Han transcurrido siete meses desde el inicio de la administración de la doctora Claudia Sheinbaum Pardo, periodo en el que ha dejado claro que su gobierno no será únicamente una continuidad de la Cuarta Transformación, sino también una gestión con sello propio. Enfrentando desafíos internos y externos, la presidenta ha mostrado capacidad para sostener un liderazgo firme y estratégico en momentos complejos.
En el plano nacional, Sheinbaum ha tenido que encarar problemas estructurales como la inseguridad en diversas regiones del país y una oposición que, aunque fragmentada, mantiene núcleos de resistencia en algunos sectores. En el ámbito internacional, su gobierno ha navegado con cautela la siempre compleja relación con Estados Unidos, particularmente en temas migratorios, energéticos y comerciales, manteniendo el equilibrio entre firmeza y diálogo.
Pero quizá el reto más intrincado se encuentra dentro de Morena, partido que, pese a su hegemonía política, evidencia fracturas y pugnas internas. Como sucede en todo movimiento que alcanza el poder, las tensiones por posiciones, candidaturas y cuotas de decisión han aflorado, lo que representa un riesgo para la estabilidad del proyecto político. Frente a ello, Sheinbaum ha optado por ejercer no solo el liderazgo formal desde la Presidencia, sino también consolidarse como líder moral de su partido.

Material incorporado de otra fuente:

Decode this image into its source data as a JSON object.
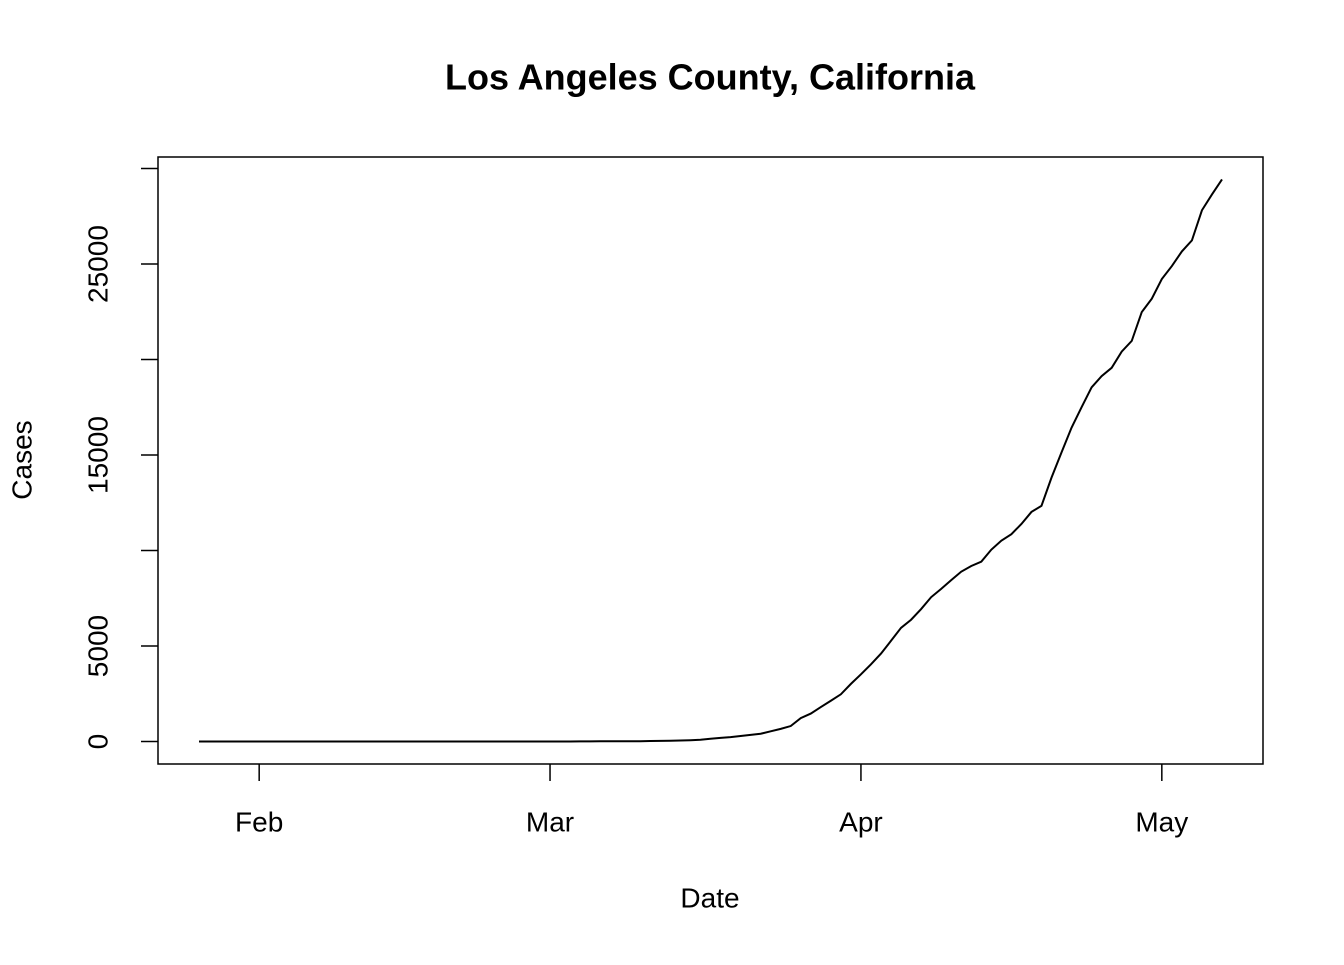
{
  "chart_data": {
    "type": "line",
    "title": "Los Angeles County, California",
    "x_label": "Date",
    "y_label": "Cases",
    "categories": [
      null,
      null,
      null,
      null,
      null,
      null,
      "Feb",
      null,
      null,
      null,
      null,
      null,
      null,
      null,
      null,
      null,
      null,
      null,
      null,
      null,
      null,
      null,
      null,
      null,
      null,
      null,
      null,
      null,
      null,
      null,
      null,
      null,
      null,
      null,
      null,
      "Mar",
      null,
      null,
      null,
      null,
      null,
      null,
      null,
      null,
      null,
      null,
      null,
      null,
      null,
      null,
      null,
      null,
      null,
      null,
      null,
      null,
      null,
      null,
      null,
      null,
      null,
      null,
      null,
      null,
      null,
      null,
      "Apr",
      null,
      null,
      null,
      null,
      null,
      null,
      null,
      null,
      null,
      null,
      null,
      null,
      null,
      null,
      null,
      null,
      null,
      null,
      null,
      null,
      null,
      null,
      null,
      null,
      null,
      null,
      null,
      null,
      null,
      "May",
      null,
      null,
      null,
      null,
      null,
      null
    ],
    "values": [
      1,
      1,
      1,
      1,
      1,
      1,
      1,
      1,
      1,
      1,
      1,
      1,
      1,
      1,
      1,
      1,
      1,
      1,
      1,
      1,
      1,
      1,
      1,
      1,
      1,
      1,
      1,
      1,
      1,
      1,
      1,
      1,
      1,
      1,
      1,
      1,
      1,
      1,
      7,
      11,
      13,
      14,
      14,
      14,
      17,
      27,
      32,
      40,
      53,
      69,
      94,
      144,
      190,
      231,
      292,
      351,
      407,
      536,
      662,
      812,
      1229,
      1465,
      1804,
      2136,
      2474,
      3019,
      3518,
      4045,
      4605,
      5277,
      5955,
      6377,
      6936,
      7559,
      7994,
      8453,
      8894,
      9192,
      9420,
      10047,
      10517,
      10854,
      11391,
      12021,
      12341,
      13816,
      15140,
      16435,
      17508,
      18545,
      19133,
      19567,
      20417,
      20976,
      22485,
      23182,
      24215,
      24894,
      25662,
      26238,
      27815,
      28644,
      29427
    ],
    "color": "#000000",
    "ylim": [
      -1176,
      30604
    ],
    "yticks": [
      0,
      5000,
      {
        "value": 10000,
        "label": null
      },
      15000,
      {
        "value": 20000,
        "label": null
      },
      25000,
      {
        "value": 30000,
        "label": null
      }
    ]
  }
}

La reciente VI Sesión Ordinaria del Consejo Nacional de Morena dejó testimonio de esta postura. En seguimiento a un pronunciamiento en una “mañanera”, Sheinbaum lanzó un mensaje directo a su bancada en la Cámara Alta, advirtiendo que no hay espacio para la dilación ni para el incumplimiento de los compromisos acordados. “Voy a enviar una carta a la dirigencia de Morena, porque creo que tiene que haber reglas; no se debe adelantar nada”, sentenció. Más que una advertencia, se trató de un acto de reafirmación del liderazgo presidencial sobre las estructuras partidarias.
Este episodio no es menor. La presidenta ha dejado en claro que la disciplina interna y la lealtad institucional serán condiciones indispensables para preservar la viabilidad política de la 4T. En tiempos en que los partidos suelen ceder ante las presiones de sus propios grupos, Sheinbaum asume el costo político de exigir orden, consciente de que sin cohesión, cualquier proyecto de transformación está condenado a la dispersión.
Además, su intervención ha incorporado una dimensión ética relevante. La presidenta ha insistido en la necesidad de erradicar prácticas como el nepotismo y las candidaturas familiares, una de las demandas sociales más reiteradas en México. Según datos del Instituto Nacional Electoral (INE), el 85 % de los ciudadanos identifica este fenómeno como una de las principales causas de desconfianza institucional. Al pronunciarse contra estas prácticas, Sheinbaum no solo fortalece su narrativa de transparencia, sino que también se diferencia de liderazgos políticos que han privilegiado la complacencia con sus bases internas.
Desde luego, un solo discurso no resolverá las tensiones en Morena. Pero el mensaje ha sido claro: el partido debe alinearse con los tiempos y prioridades del gobierno. Y en este ejercicio, Sheinbaum apuesta por el pragmatismo político indispensable para gobernar en un entorno fragmentado, sin abandonar los principios que dieron origen a su movimiento.
La presidencia de Sheinbaum se perfila así como una etapa de consolidación institucional y de orden en la estructura partidaria. Si logra mantener esta línea, no solo se ganará el respeto de las diversas facciones morenistas, sino que también podría captar a un electorado cansado de las viejas prácticas políticas, en busca de referentes de autoridad y honestidad.
Al final, como en todo liderazgo político, su desafío será sostener este equilibrio entre la firmeza y el consenso, entre la disciplina y la inclusión. Por ahora, el primer mensaje ha sido contundente.